To see why you have equality, think of $\liminf$ as the infimum of all limits of converging subsequences. If $a_{j_k}+b_{j_k}$ is a converging subsequence of $\{a_n+b_n\}$, then $b_{j_k}$ must also converge (since $a_{j_k}$ converges: every subsequence of a converging sequence converges); and likewise, if $b_{j_k}$ is a converging subsequence of $b_n$, then $a_{j_k}+b_{j_k}$ is a converging subsequence of $a_n+b_n$. Moreover, if $b_{j_k}$ converges to $s$, then $a_{j_k}+b_{j_k}$ converges to $a+s$. Conversely, if $a_{j_k} + b_{j_k}$ converges to $a+t$, then $b_{j_k}$ must converge to $t$. So if $L$ is the set of all points that are limits of subsequences of $b_n$, then the set of all points that are limits of subsequences of $a_n+b_n$ is $a+L = \{a+t \mid t\in L\}$. Therefore
\[ \liminf (a_n+b_n) = \inf (a+L) = a + \inf L = a + \liminf b_n = \lim_{n\to\infty}a_n + \liminf b_n.\]

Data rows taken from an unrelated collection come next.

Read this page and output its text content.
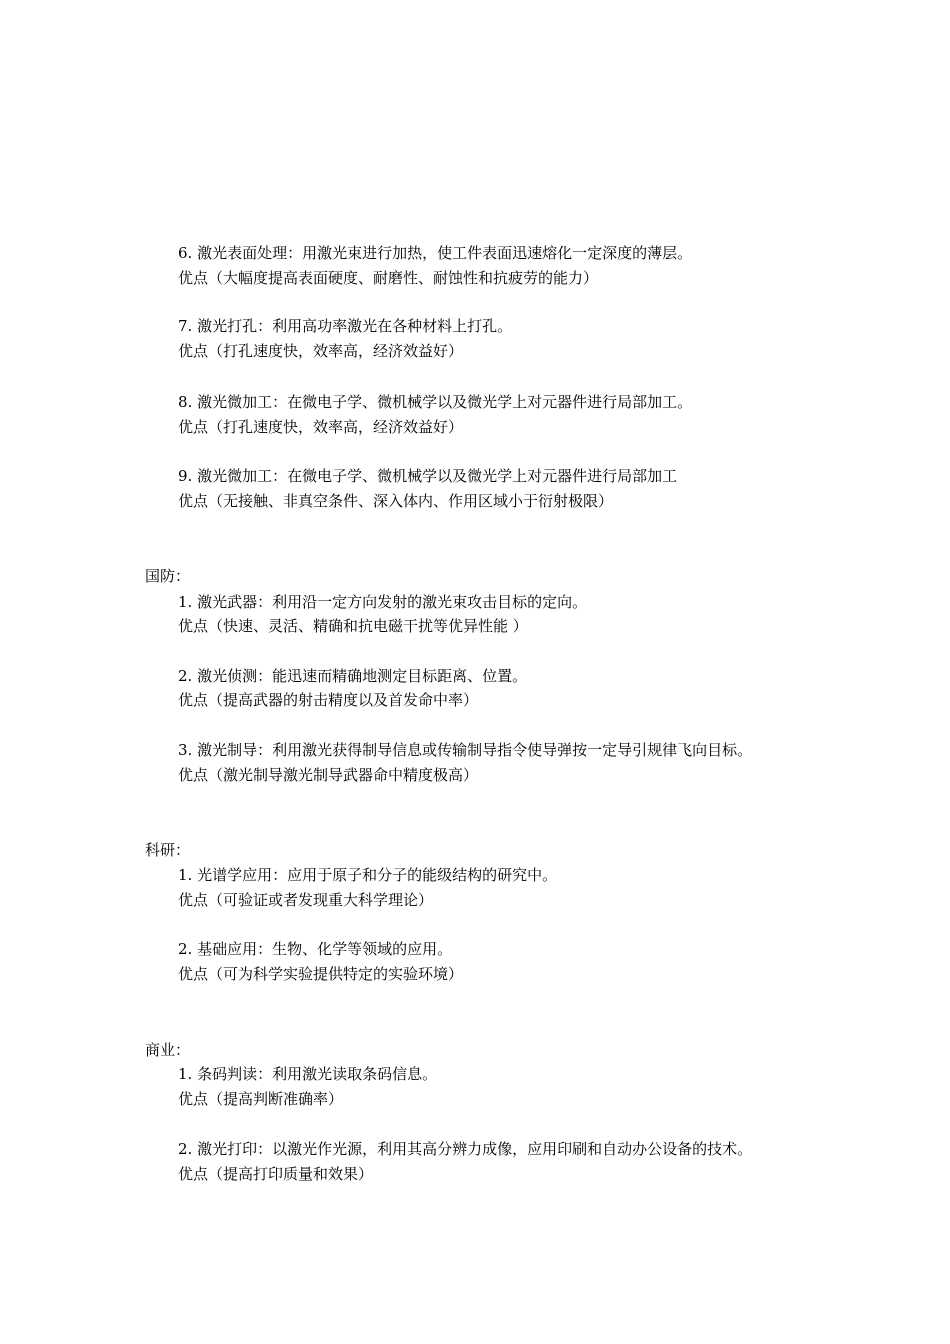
6. 激光表面处理：用激光束进行加热，使工件表面迅速熔化一定深度的薄层。
优点（大幅度提高表面硬度、耐磨性、耐蚀性和抗疲劳的能力）
7. 激光打孔：利用高功率激光在各种材料上打孔。
优点（打孔速度快，效率高，经济效益好）
8. 激光微加工：在微电子学、微机械学以及微光学上对元器件进行局部加工。
优点（打孔速度快，效率高，经济效益好）
9. 激光微加工：在微电子学、微机械学以及微光学上对元器件进行局部加工
优点（无接触、非真空条件、深入体内、作用区域小于衍射极限）
国防：
1. 激光武器：利用沿一定方向发射的激光束攻击目标的定向。
优点（快速、灵活、精确和抗电磁干扰等优异性能 ）
2. 激光侦测：能迅速而精确地测定目标距离、位置。
优点（提高武器的射击精度以及首发命中率）
3. 激光制导：利用激光获得制导信息或传输制导指令使导弹按一定导引规律飞向目标。
优点（激光制导激光制导武器命中精度极高）
科研：
1. 光谱学应用：应用于原子和分子的能级结构的研究中。
优点（可验证或者发现重大科学理论）
2. 基础应用：生物、化学等领域的应用。
优点（可为科学实验提供特定的实验环境）
商业：
1. 条码判读：利用激光读取条码信息。
优点（提高判断准确率）
2. 激光打印：以激光作光源，利用其高分辨力成像，应用印刷和自动办公设备的技术。
优点（提高打印质量和效果）
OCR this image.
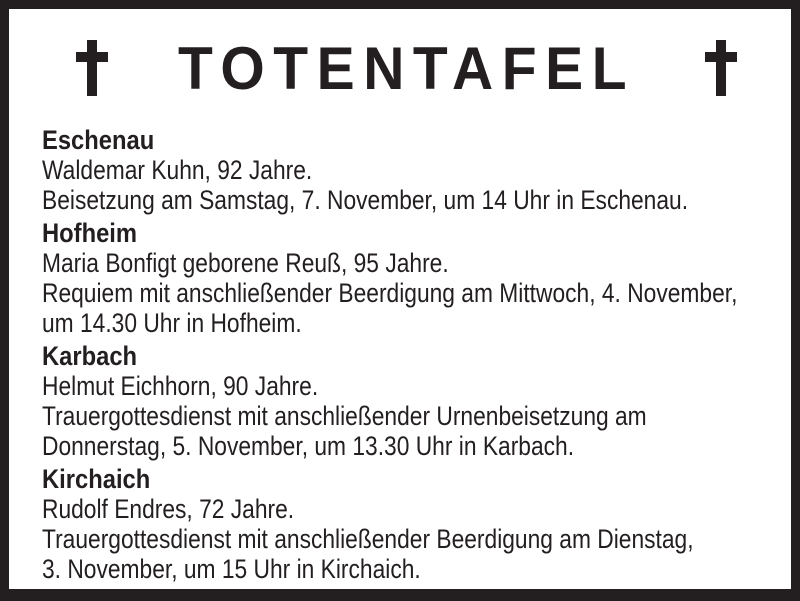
TOTENTAFEL
Eschenau
Waldemar Kuhn, 92 Jahre.
Beisetzung am Samstag, 7. November, um 14 Uhr in Eschenau.
Hofheim
Maria Bonfigt geborene Reuß, 95 Jahre.
Requiem mit anschließender Beerdigung am Mittwoch, 4. November,
um 14.30 Uhr in Hofheim.
Karbach
Helmut Eichhorn, 90 Jahre.
Trauergottesdienst mit anschließender Urnenbeisetzung am
Donnerstag, 5. November, um 13.30 Uhr in Karbach.
Kirchaich
Rudolf Endres, 72 Jahre.
Trauergottesdienst mit anschließender Beerdigung am Dienstag,
3. November, um 15 Uhr in Kirchaich.
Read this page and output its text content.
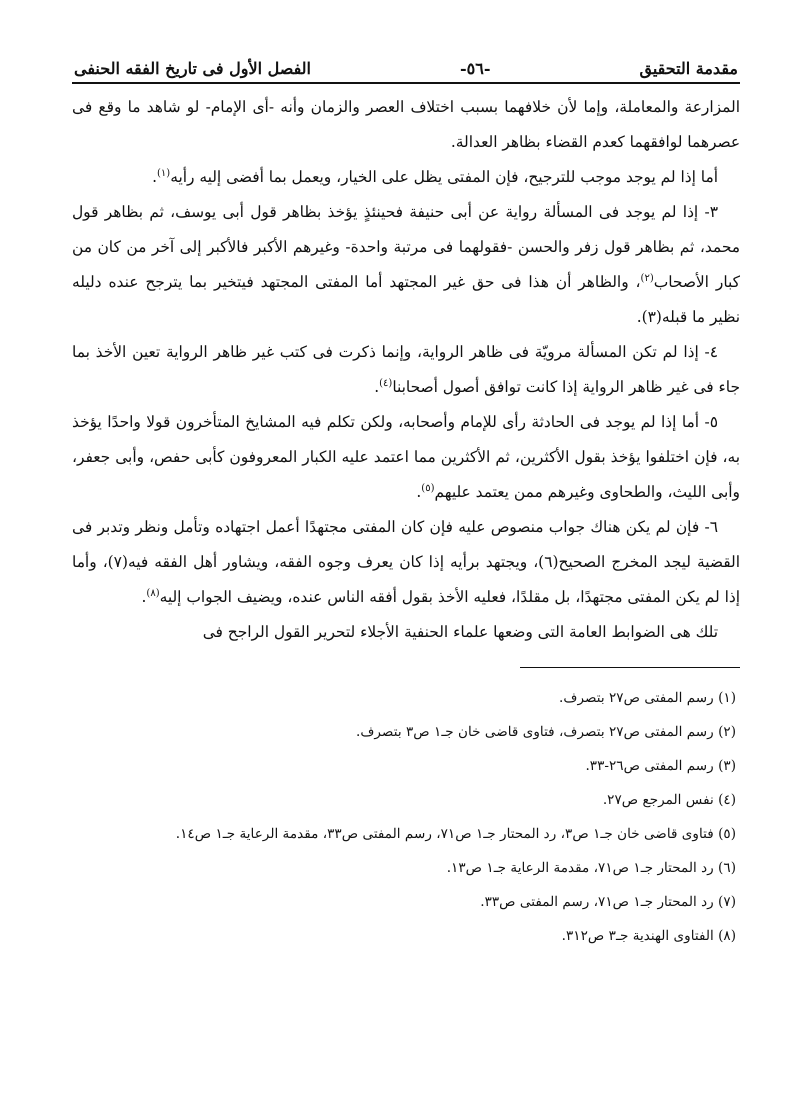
مقدمة التحقيق
-٥٦-
الفصل الأول فى تاريخ الفقه الحنفى

المزارعة والمعاملة، وإما لأن خلافهما بسبب اختلاف العصر والزمان وأنه -أى الإمام- لو شاهد ما وقع فى عصرهما لوافقهما كعدم القضاء بظاهر العدالة.

أما إذا لم يوجد موجب للترجيح، فإن المفتى يظل على الخيار، ويعمل بما أفضى إليه رأيه$^{(١)}$.

٣- إذا لم يوجد فى المسألة رواية عن أبى حنيفة فحينئذٍ يؤخذ بظاهر قول أبى يوسف، ثم بظاهر قول محمد، ثم بظاهر قول زفر والحسن -فقولهما فى مرتبة واحدة- وغيرهم الأكبر فالأكبر إلى آخر من كان من كبار الأصحاب$^{(٢)}$، والظاهر أن هذا فى حق غير المجتهد أما المفتى المجتهد فيتخير بما يترجح عنده دليله نظير ما قبله(٣).

٤- إذا لم تكن المسألة مرويّة فى ظاهر الرواية، وإنما ذكرت فى كتب غير ظاهر الرواية تعين الأخذ بما جاء فى غير ظاهر الرواية إذا كانت توافق أصول أصحابنا$^{(٤)}$.

٥- أما إذا لم يوجد فى الحادثة رأى للإمام وأصحابه، ولكن تكلم فيه المشايخ المتأخرون قولا واحدًا يؤخذ به، فإن اختلفوا يؤخذ بقول الأكثرين، ثم الأكثرين مما اعتمد عليه الكبار المعروفون كأبى حفص، وأبى جعفر، وأبى الليث، والطحاوى وغيرهم ممن يعتمد عليهم$^{(٥)}$.

٦- فإن لم يكن هناك جواب منصوص عليه فإن كان المفتى مجتهدًا أعمل اجتهاده وتأمل ونظر وتدبر فى القضية ليجد المخرج الصحيح(٦)، ويجتهد برأيه إذا كان يعرف وجوه الفقه، ويشاور أهل الفقه فيه(٧)، وأما إذا لم يكن المفتى مجتهدًا، بل مقلدًا، فعليه الأخذ بقول أفقه الناس عنده، ويضيف الجواب إليه$^{(٨)}$.

تلك هى الضوابط العامة التى وضعها علماء الحنفية الأجلاء لتحرير القول الراجح فى

(١) رسم المفتى ص٢٧ بتصرف.

(٢) رسم المفتى ص٢٧ بتصرف، فتاوى قاضى خان جـ١ ص٣ بتصرف.

(٣) رسم المفتى ص٢٦-٣٣.

(٤) نفس المرجع ص٢٧.

(٥) فتاوى قاضى خان جـ١ ص٣، رد المحتار جـ١ ص٧١، رسم المفتى ص٣٣، مقدمة الرعاية جـ١ ص١٤.

(٦) رد المحتار جـ١ ص٧١، مقدمة الرعاية جـ١ ص١٣.

(٧) رد المحتار جـ١ ص٧١، رسم المفتى ص٣٣.

(٨) الفتاوى الهندية جـ٣ ص٣١٢.
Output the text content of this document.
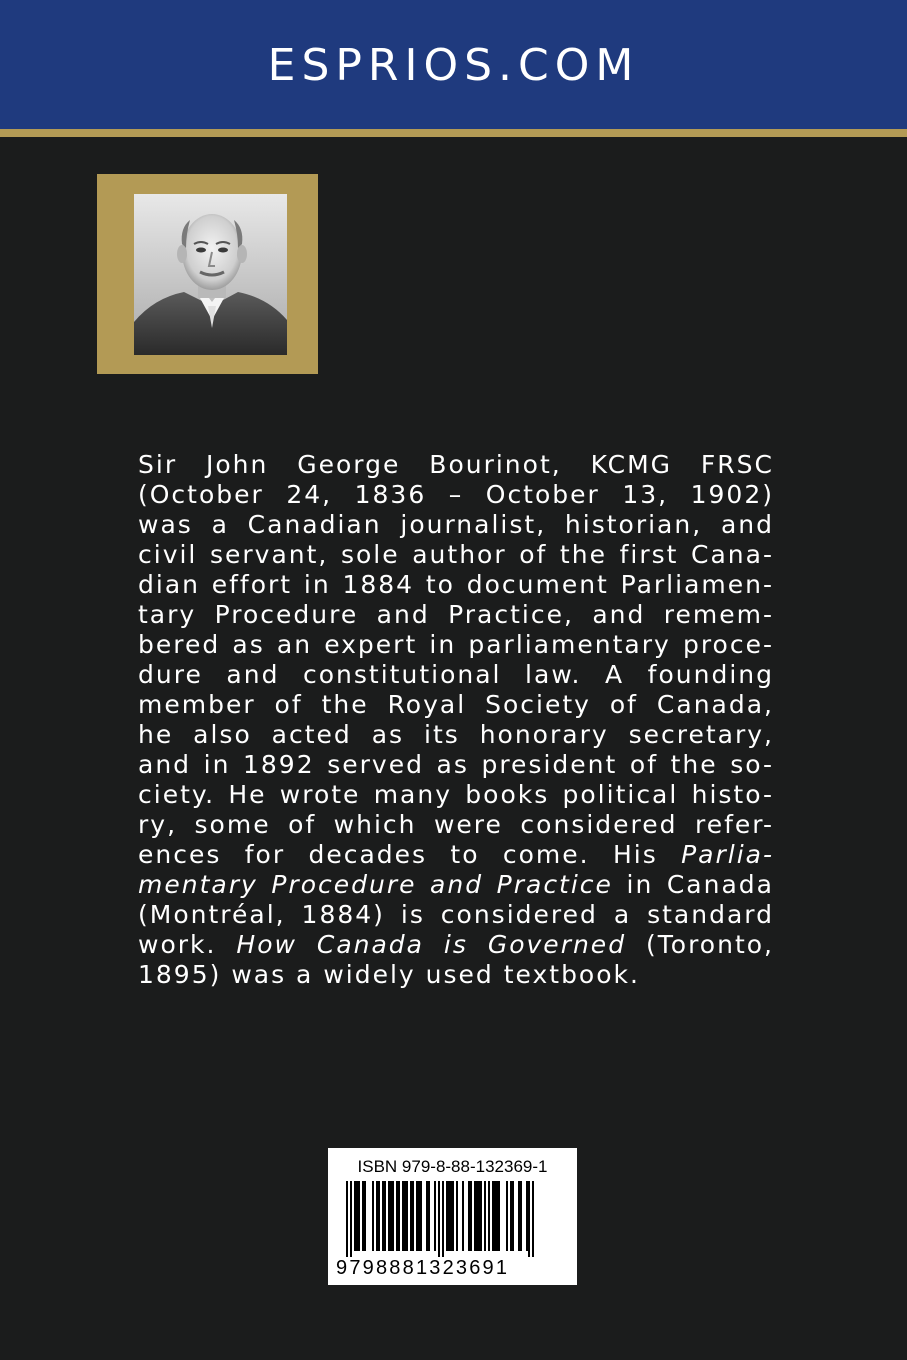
ESPRIOS.COM
Sir John George Bourinot, KCMG FRSC
(October 24, 1836 – October 13, 1902)
was a Canadian journalist, historian, and
civil servant, sole author of the first Cana-
dian effort in 1884 to document Parliamen-
tary Procedure and Practice, and remem-
bered as an expert in parliamentary proce-
dure and constitutional law. A founding
member of the Royal Society of Canada,
he also acted as its honorary secretary,
and in 1892 served as president of the so-
ciety. He wrote many books political histo-
ry, some of which were considered refer-
ences for decades to come. His Parlia-
mentary Procedure and Practice in Canada
(Montréal, 1884) is considered a standard
work. How Canada is Governed (Toronto,
1895) was a widely used textbook.
ISBN 979-8-88-132369-1
9798881323691
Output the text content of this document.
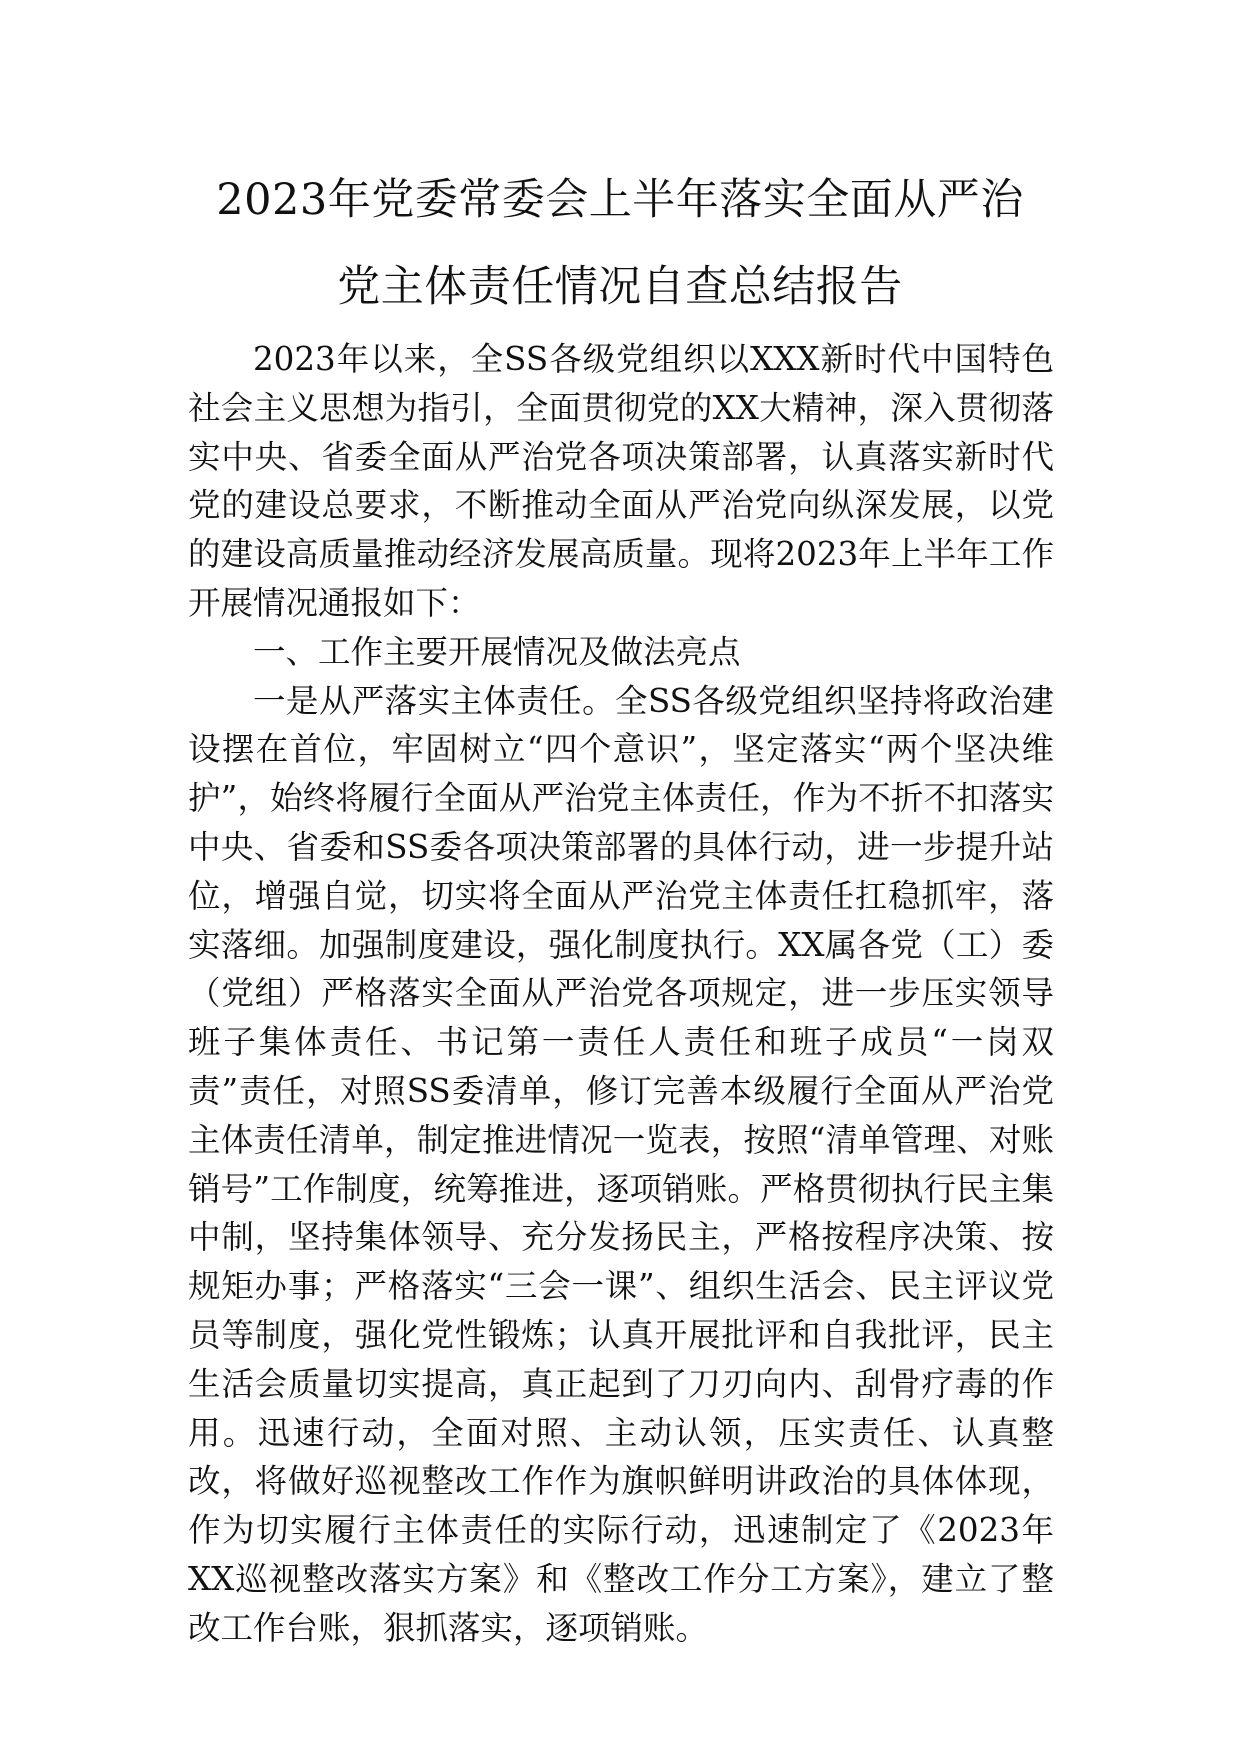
2023年党委常委会上半年落实全面从严治
党主体责任情况自查总结报告

2023年以来，全SS各级党组织以XXX新时代中国特色社会主义思想为指引，全面贯彻党的XX大精神，深入贯彻落实中央、省委全面从严治党各项决策部署，认真落实新时代党的建设总要求，不断推动全面从严治党向纵深发展，以党的建设高质量推动经济发展高质量。现将2023年上半年工作开展情况通报如下：

一、工作主要开展情况及做法亮点

一是从严落实主体责任。全SS各级党组织坚持将政治建设摆在首位，牢固树立“四个意识”，坚定落实“两个坚决维护”，始终将履行全面从严治党主体责任，作为不折不扣落实中央、省委和SS委各项决策部署的具体行动，进一步提升站位，增强自觉，切实将全面从严治党主体责任扛稳抓牢，落实落细。加强制度建设，强化制度执行。XX属各党（工）委（党组）严格落实全面从严治党各项规定，进一步压实领导班子集体责任、书记第一责任人责任和班子成员“一岗双责”责任，对照SS委清单，修订完善本级履行全面从严治党主体责任清单，制定推进情况一览表，按照“清单管理、对账销号”工作制度，统筹推进，逐项销账。严格贯彻执行民主集中制，坚持集体领导、充分发扬民主，严格按程序决策、按规矩办事；严格落实“三会一课”、组织生活会、民主评议党员等制度，强化党性锻炼；认真开展批评和自我批评，民主生活会质量切实提高，真正起到了刀刃向内、刮骨疗毒的作用。迅速行动，全面对照、主动认领，压实责任、认真整改，将做好巡视整改工作作为旗帜鲜明讲政治的具体体现，作为切实履行主体责任的实际行动，迅速制定了《2023年XX巡视整改落实方案》和《整改工作分工方案》，建立了整改工作台账，狠抓落实，逐项销账。
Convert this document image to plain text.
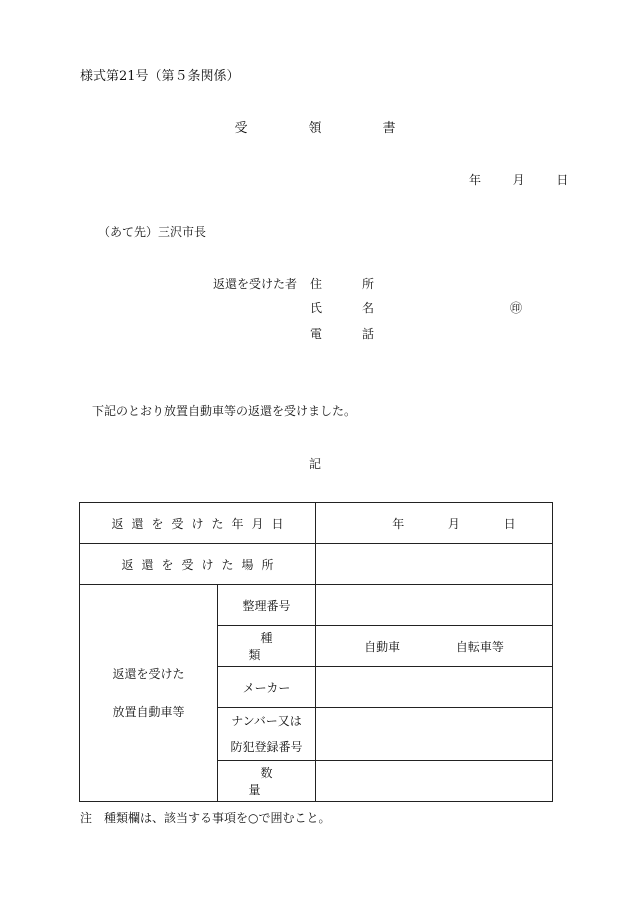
様式第21号（第５条関係）
受　領　書
年	月	日
（あて先）三沢市長
返還を受けた者 住　所
氏　名	㊞
電　話
下記のとおり放置自動車等の返還を受けました。
記
返還を受けた年月日		年 月 日
返還を受けた場所		

返還を受けた
放置自動車等	整理番号	
	種　類	自動車 自転車等
	メーカー	

	ナンバー又は
防犯登録番号	

	数　量	
注　種類欄は、該当する事項を○で囲むこと。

To get the difference, just apply this to $a_n$ and $(-b_n)$.
(Or you can try the same argument with $\limsup$, and use the fact that $\liminf -b_n = -\limsup b_n$; you would think of $\limsup$ as the supremum of all limits of converging subsequences of $b_n$).
Now see if you can figure out why you only have an inequality in the general case...